Amber Heard: this was an incredible opportunity for me, not only for the filmmakers involved (Tom, Eddie..). I’ve been given such a gift, but apart from that, the script and the subject matter are so important for me as a person and as an actor. All of these things come into this project for me. I feel incredibly honoured and lucky to be sitting here and talking about it today.
MS: Einer/Lili discovers she’s truly someone else. It’s about being unconditional and not judging. (Between my character and Eddie’s) basically it all comes back to true friendship. There’s no hidden agenda, like helping to get closer to Gerda, it’s more complex, that would be a first-degree observation. The true theme of this film is love, and I think he helps Einer because he truly loves him in a very profound way. That doesn’t exclude the fact he can fall in love with his wife. It’s complex and it makes it hard for him. Einer sees that happening and in his way he is very generous with Hans and Gerda. He allows them to get close to one another. They all allow each other to discover what they need.

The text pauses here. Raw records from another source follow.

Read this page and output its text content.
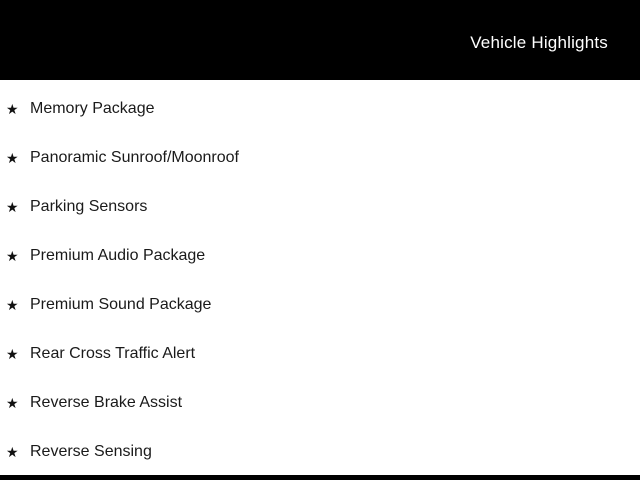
Vehicle Highlights
★ Memory Package
★ Panoramic Sunroof/Moonroof
★ Parking Sensors
★ Premium Audio Package
★ Premium Sound Package
★ Rear Cross Traffic Alert
★ Reverse Brake Assist
★ Reverse Sensing
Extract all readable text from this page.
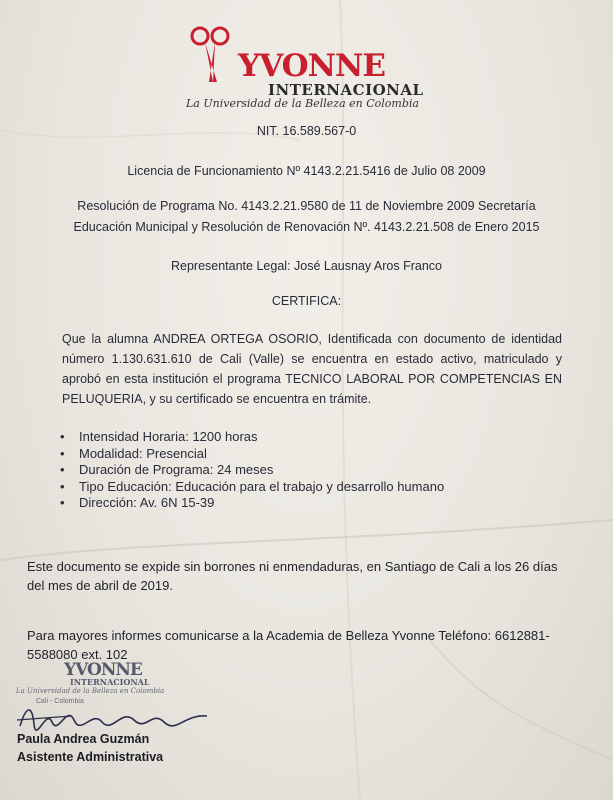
YVONNE
INTERNACIONAL
La Universidad de la Belleza en Colombia
NIT. 16.589.567-0
Licencia de Funcionamiento Nº 4143.2.21.5416 de Julio 08 2009
Resolución de Programa No. 4143.2.21.9580 de 11 de Noviembre 2009 Secretaría
Educación Municipal y Resolución de Renovación Nº. 4143.2.21.508 de Enero 2015
Representante Legal: José Lausnay Aros Franco
CERTIFICA:
Que la alumna ANDREA ORTEGA OSORIO, Identificada con documento de identidad número 1.130.631.610 de Cali (Valle) se encuentra en estado activo, matriculado y aprobó en esta institución el programa TECNICO LABORAL POR COMPETENCIAS EN PELUQUERIA, y su certificado se encuentra en trámite.
• Intensidad Horaria: 1200 horas
• Modalidad: Presencial
• Duración de Programa: 24 meses
• Tipo Educación: Educación para el trabajo y desarrollo humano
• Dirección: Av. 6N 15-39
Este documento se expide sin borrones ni enmendaduras, en Santiago de Cali a los 26 días del mes de abril de 2019.
Para mayores informes comunicarse a la Academia de Belleza Yvonne Teléfono: 6612881-5588080 ext. 102
YVONNE
INTERNACIONAL
La Universidad de la Belleza en Colombia
Cali - Colombia
Paula Andrea Guzmán
Asistente Administrativa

ER: There were no precursors at that time. (During filming) the generosity of people was amazing. (I met with) a couple in Los Angeles, they were together when she was a man and afterwards. They told me: please ask anything. Their kindness and support galvanised me in it. She would give everything and anything to live a life authentic. In relation to the transitioning partner, the question was how deep was the partner’s pool of empathy. In that sense, I wanted to meet contemporary trans people but also from different generations. I’ve read her (Lili) diary, it’s an unreliable secondary source because it was rewritten, but I’ve also read the fictionalised book The Danish Girl and all that I could find about Lili. And I tried to find those aspects in me.